Terminator: Resistance has dated visuals and some janky animations, but it’s also probably the purest Terminator experience in years. The way the guns handle, the environments you navigate, and the balancing where even at your strongest, you’re still a glass cannon fighting bulletproof titans — that’s all so incredibly Terminator. Instead of putting polish on a pedestal, which would’ve shrunken the scope of gameplay possibilities, it focuses on being a great Terminator game above all else. Many of the titles I’ve celebrated made this sacrifice.
Lost Planet 3 didn’t redefine third-person shooting or mech games, but that doesn’t keep it from being worthwhile. It harnessed average gameplay and other limitations to strengthen its core themes and story, presenting a refreshingly unique world. The Bureau: XCOM Declassified is a slow-burn experience that demands patience that some players won’t have, but it grants one hell of a payoff for those that stick it out for the long run. Generation Zero is an amazing survival FPS about running through the woods, trying to not get into shootouts whenever possible. Several Resident Evil games have nearly broken the series in half trying bold new ideas at the risk of losing fans. It’s not that interesting games don’t exist; we just have to actually buy and support the ones that do.
I don’t play the games I do because I hate myself or out of a belief that I think it makes me cool. I just want to see something I didn’t expect. It’s heartbreaking hearing some of the behind-the-scenes stories of these titles. Hundreds of people put their hearts into games that not nearly enough people took seriously enough to engage with, despite some technical shortcomings. Face value alone can’t be how we measure a game’s worth. We say we want things to be different in games, for fresh ideas to reach the surface, but our actions far too often speak otherwise. We have to raise these games up to the light.
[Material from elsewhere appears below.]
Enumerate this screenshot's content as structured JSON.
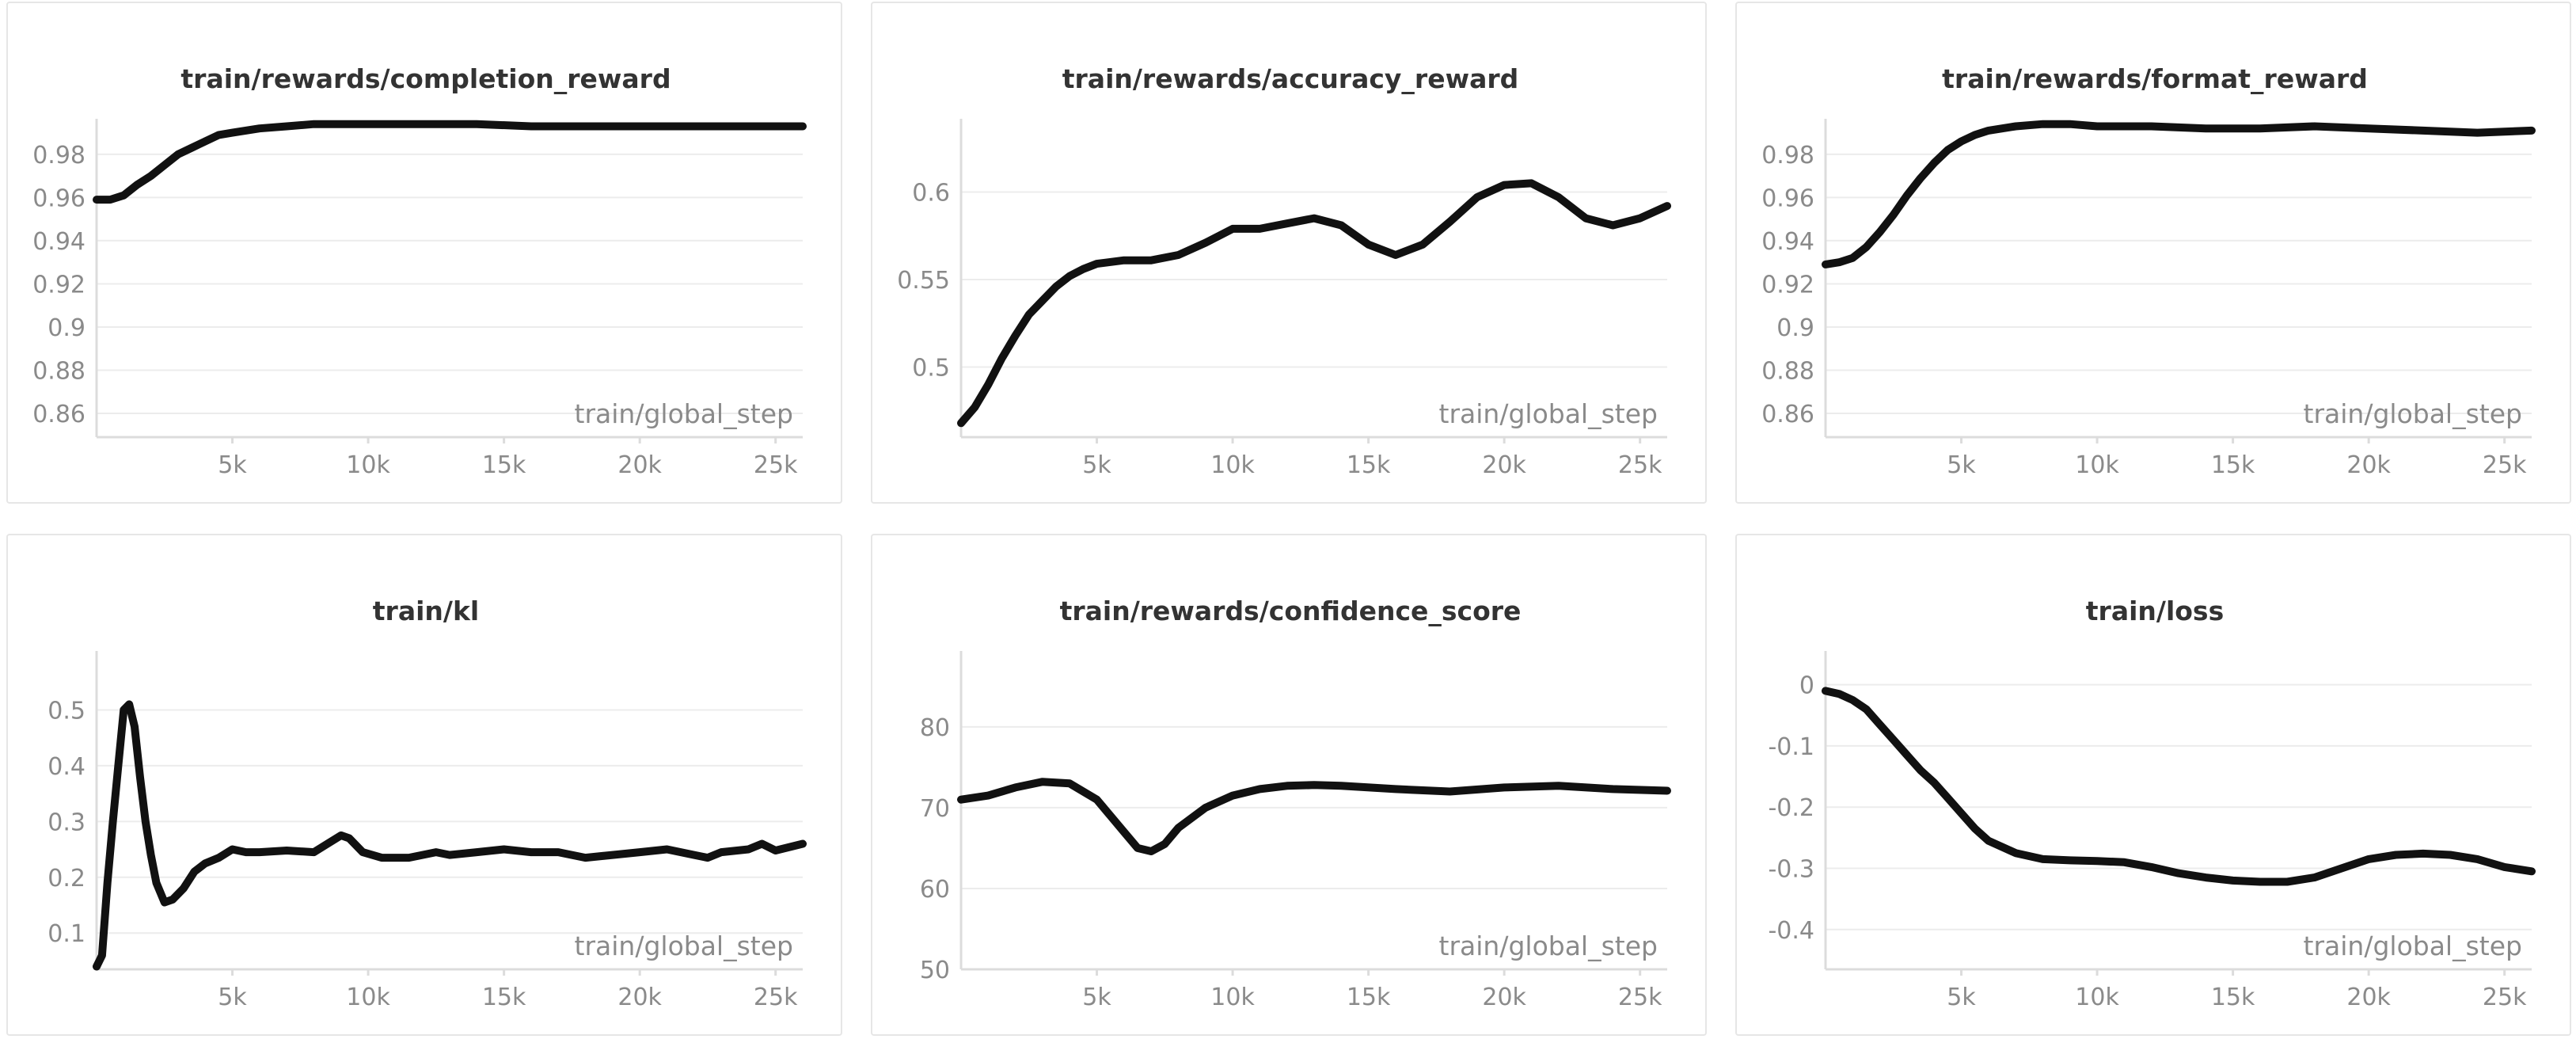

Every box on your shelf could have upwards of half a decade of work put into it. Not all of them are perfect; hell, none of them are. No game is without flaws, even Uncharted and Red Dead Redemption. Any game can offer fresh and interesting ideas. You don’t have to wait for the Death Strandings of the world to release for a unique experience. There are thousands of handcrafted stories at your fingertips. All you have to do is give them a second look.